Cette croissance sur le marché local contraste avec la baisse de l'activité d'emprunt à l'échelle régionale et mondiale due aux retombées de la crise internationale, selon le bulletin économique hebdomadaire de la Bank Audi, le Lebanon Weekly Monitor.
Expansion des prêts accordés aux non-résidents
En ce qui concerne la répartition des prêts accordés au cours des deux premiers mois entre le marché local et les marchés de la région, une analyse approfondie montre que cette croissance était due aussi bien aux prêts accordés aux résidents qu'à ceux accordés aux non-résidents. La hausse de ces derniers s'est en effet élevée à 758 millions de dollars, soit plus de 50 % de l'augmentation des crédits octroyés au cours des deux premiers mois. Ces chiffres reflètent le redressement progressif des économies de la région, que les banques commerciales libanaises cherchent à exploiter pour réamorcer leur stratégie d'expansion, amorcée avant le déclenchement de la crise.
L'augmentation des prêts accordés aux non-résidents du secteur privé au cours des deux premiers mois de 2010 a d'ailleurs dépassé la hausse enregistrée sur l'ensemble de l'année 2009, et qui avait atteint 137 millions de dollars.
Quant aux prêts aux résidents du secteur privé, ils ont augmenté de 733 millions de dollars au cours des deux premiers mois de l'année, contre une baisse de 117 millions de dollars au cours de la même période de 2009.
Cette hausse est consécutive aux efforts menés par la Banque centrale pour inciter les banques locales à être moins rigoureuses au niveau de l'octroi des prêts aux résidents, notamment au vu de l'excès de liquidités en livres.

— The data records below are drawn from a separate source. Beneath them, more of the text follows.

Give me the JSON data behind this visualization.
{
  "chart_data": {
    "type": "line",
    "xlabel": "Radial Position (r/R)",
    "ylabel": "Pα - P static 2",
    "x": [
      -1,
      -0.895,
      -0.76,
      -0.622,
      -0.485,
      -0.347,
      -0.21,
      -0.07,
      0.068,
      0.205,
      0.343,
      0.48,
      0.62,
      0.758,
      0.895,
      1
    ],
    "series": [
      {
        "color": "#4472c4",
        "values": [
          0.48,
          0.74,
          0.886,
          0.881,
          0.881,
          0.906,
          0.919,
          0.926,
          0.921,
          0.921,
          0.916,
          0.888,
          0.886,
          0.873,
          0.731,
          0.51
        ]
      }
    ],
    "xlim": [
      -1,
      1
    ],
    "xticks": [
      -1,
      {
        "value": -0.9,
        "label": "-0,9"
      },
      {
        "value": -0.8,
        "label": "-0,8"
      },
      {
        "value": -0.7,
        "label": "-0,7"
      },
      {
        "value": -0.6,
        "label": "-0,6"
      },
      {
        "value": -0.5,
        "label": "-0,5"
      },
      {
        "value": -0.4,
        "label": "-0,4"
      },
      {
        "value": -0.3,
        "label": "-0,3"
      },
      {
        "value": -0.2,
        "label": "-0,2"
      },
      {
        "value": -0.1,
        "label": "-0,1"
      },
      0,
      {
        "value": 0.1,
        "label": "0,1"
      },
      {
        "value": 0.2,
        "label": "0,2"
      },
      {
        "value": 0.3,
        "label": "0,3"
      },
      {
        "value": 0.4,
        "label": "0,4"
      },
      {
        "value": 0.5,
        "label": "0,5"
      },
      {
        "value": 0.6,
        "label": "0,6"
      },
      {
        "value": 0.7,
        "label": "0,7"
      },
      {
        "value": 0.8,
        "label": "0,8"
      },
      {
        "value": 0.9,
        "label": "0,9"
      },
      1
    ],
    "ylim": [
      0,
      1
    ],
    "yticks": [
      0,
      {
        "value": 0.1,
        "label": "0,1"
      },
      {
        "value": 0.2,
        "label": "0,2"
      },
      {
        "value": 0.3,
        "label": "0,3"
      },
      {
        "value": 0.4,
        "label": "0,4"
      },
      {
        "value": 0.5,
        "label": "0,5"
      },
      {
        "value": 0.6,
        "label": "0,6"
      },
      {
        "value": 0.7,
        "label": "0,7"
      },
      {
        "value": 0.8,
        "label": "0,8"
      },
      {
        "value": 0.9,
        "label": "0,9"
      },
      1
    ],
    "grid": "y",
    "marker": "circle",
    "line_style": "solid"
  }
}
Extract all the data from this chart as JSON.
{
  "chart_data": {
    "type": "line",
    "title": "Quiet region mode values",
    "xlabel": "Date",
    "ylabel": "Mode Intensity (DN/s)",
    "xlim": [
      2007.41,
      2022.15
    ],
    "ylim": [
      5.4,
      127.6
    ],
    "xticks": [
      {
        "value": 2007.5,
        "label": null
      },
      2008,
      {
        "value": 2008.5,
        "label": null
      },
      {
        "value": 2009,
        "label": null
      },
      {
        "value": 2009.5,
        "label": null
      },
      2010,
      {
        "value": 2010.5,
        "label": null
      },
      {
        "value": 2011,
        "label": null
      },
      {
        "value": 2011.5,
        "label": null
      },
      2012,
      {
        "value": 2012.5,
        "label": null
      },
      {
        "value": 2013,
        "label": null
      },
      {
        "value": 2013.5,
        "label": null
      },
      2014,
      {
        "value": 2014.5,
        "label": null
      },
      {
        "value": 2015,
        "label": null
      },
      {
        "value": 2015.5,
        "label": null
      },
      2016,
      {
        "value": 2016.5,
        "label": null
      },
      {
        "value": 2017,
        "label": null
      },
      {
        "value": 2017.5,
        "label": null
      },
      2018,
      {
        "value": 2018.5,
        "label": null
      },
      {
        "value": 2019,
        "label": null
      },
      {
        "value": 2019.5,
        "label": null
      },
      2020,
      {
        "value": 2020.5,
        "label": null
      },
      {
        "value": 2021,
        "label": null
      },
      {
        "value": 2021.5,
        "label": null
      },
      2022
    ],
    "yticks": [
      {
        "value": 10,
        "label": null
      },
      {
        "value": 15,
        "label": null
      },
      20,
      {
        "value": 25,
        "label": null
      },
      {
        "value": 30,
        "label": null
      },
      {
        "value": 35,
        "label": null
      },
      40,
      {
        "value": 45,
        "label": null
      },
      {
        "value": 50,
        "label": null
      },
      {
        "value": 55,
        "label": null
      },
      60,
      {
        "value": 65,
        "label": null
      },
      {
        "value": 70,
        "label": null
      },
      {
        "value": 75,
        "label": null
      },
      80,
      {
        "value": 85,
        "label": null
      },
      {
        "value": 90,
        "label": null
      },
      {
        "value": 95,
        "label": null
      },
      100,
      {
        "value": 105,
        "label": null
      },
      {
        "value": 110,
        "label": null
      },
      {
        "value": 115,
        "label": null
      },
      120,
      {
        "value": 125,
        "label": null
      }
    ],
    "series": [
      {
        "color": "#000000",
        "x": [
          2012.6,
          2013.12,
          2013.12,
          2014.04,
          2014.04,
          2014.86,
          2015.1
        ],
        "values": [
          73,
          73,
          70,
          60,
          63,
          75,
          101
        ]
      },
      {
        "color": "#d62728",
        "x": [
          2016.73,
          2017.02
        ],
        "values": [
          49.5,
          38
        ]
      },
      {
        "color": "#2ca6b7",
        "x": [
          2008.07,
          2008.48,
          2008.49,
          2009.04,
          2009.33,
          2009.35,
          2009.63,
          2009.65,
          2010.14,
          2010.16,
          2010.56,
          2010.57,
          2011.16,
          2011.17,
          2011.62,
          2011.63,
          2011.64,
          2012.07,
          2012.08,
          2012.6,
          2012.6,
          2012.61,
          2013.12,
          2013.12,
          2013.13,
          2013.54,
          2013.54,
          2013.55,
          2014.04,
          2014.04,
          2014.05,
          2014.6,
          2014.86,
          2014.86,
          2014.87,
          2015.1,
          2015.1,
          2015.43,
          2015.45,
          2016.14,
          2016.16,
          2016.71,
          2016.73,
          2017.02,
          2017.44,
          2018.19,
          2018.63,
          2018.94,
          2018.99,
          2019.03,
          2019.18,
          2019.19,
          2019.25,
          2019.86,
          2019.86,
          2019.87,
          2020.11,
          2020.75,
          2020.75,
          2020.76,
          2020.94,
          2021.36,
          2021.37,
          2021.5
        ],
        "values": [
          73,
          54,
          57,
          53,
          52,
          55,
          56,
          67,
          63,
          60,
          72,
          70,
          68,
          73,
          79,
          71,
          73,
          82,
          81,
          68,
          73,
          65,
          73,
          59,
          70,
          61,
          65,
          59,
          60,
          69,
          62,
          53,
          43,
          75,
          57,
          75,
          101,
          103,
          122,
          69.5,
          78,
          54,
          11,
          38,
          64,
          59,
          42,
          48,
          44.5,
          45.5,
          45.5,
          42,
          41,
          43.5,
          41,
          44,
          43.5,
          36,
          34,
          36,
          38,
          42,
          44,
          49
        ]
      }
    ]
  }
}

Ainsi, fin février, les prêts aux résidents du secteur privé s'élevaient à 24,99 milliards de dollars, tandis que les prêts aux non-résidents du secteur privé s'élevaient à 4,87 milliards de dollars.
Enfin, en termes de distribution des crédits par devises, les crédits en dollars ont augmenté de 1,17 milliard de dollars au cours des deux premiers mois de 2010 pour atteindre 25 milliards de dollars, tandis que les prêts en livres libanaises ont augmenté de 317 millions de dollars pour atteindre 4,86 milliards de dollars. Enfin, le total des actifs bancaires a progressé de 3 milliards de dollars fin février, soit l'équivalent de 2,6 %, pour atteindre 118,3 milliards de dollars.